Choosing the Best C# Array Type for Matrix Multiplication
Implementing 2D arrays in C# involves some decisions as to how to represent the array. C# has two different types of arrays. This is somewhat different than the Java programming language, which supports only a single type of array. In C# you must choose between rectangular and jagged arrays. There are very important considerations for each of these array types. There are also many articles about the differences between array handling in Java and C#. This article focuses on one thing-- performance. Particularly how to implement a matrix with the best performance. In a nutshell, I found that I got 50% worse performance from the rectangular array than I did the ragged one.
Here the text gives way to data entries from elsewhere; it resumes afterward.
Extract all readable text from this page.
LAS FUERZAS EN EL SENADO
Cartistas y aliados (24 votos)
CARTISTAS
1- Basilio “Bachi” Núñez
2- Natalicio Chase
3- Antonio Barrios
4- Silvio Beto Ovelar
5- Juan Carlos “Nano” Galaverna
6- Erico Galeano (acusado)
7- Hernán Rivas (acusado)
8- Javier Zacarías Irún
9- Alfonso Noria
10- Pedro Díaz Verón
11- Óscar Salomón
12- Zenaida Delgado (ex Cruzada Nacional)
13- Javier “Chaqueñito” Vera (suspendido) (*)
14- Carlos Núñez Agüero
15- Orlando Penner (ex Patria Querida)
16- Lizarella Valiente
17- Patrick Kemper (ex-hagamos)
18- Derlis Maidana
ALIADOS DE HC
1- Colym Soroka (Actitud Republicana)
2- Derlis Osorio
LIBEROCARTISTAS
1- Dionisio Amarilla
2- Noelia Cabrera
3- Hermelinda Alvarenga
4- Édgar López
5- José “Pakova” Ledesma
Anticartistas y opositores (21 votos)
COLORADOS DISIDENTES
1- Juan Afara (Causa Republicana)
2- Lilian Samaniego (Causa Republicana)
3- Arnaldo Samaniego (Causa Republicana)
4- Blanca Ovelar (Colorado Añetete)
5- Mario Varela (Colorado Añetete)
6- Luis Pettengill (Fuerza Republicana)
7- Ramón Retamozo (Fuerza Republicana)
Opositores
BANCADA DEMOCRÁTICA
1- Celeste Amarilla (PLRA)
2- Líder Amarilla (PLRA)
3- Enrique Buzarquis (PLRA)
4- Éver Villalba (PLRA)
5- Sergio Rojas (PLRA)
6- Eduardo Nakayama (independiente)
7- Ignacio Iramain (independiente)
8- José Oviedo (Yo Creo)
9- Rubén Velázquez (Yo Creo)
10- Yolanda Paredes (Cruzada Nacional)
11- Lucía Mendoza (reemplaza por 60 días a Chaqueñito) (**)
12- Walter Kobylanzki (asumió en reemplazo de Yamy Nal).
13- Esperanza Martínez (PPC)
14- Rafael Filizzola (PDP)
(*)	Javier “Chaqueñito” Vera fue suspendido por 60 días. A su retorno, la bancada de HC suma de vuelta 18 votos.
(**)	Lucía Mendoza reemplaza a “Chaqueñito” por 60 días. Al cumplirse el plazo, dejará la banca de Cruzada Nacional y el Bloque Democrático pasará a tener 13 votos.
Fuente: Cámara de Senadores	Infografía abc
As the creator of the Encog Artificial Intelligence Framework for Java and C#, I do a fair amount of matrix programming in both Java and C#. Neural networks are mathematically intensive and it is important to get the maximum performance from the arrays. I found that Encog for C# was operating at about one third of Encog for Java. I decided the performance of the two languages can't be that far off. I had to be doing something wrong. This turned out to be the case. I was using the slower of C#'s two array types to implement Encog.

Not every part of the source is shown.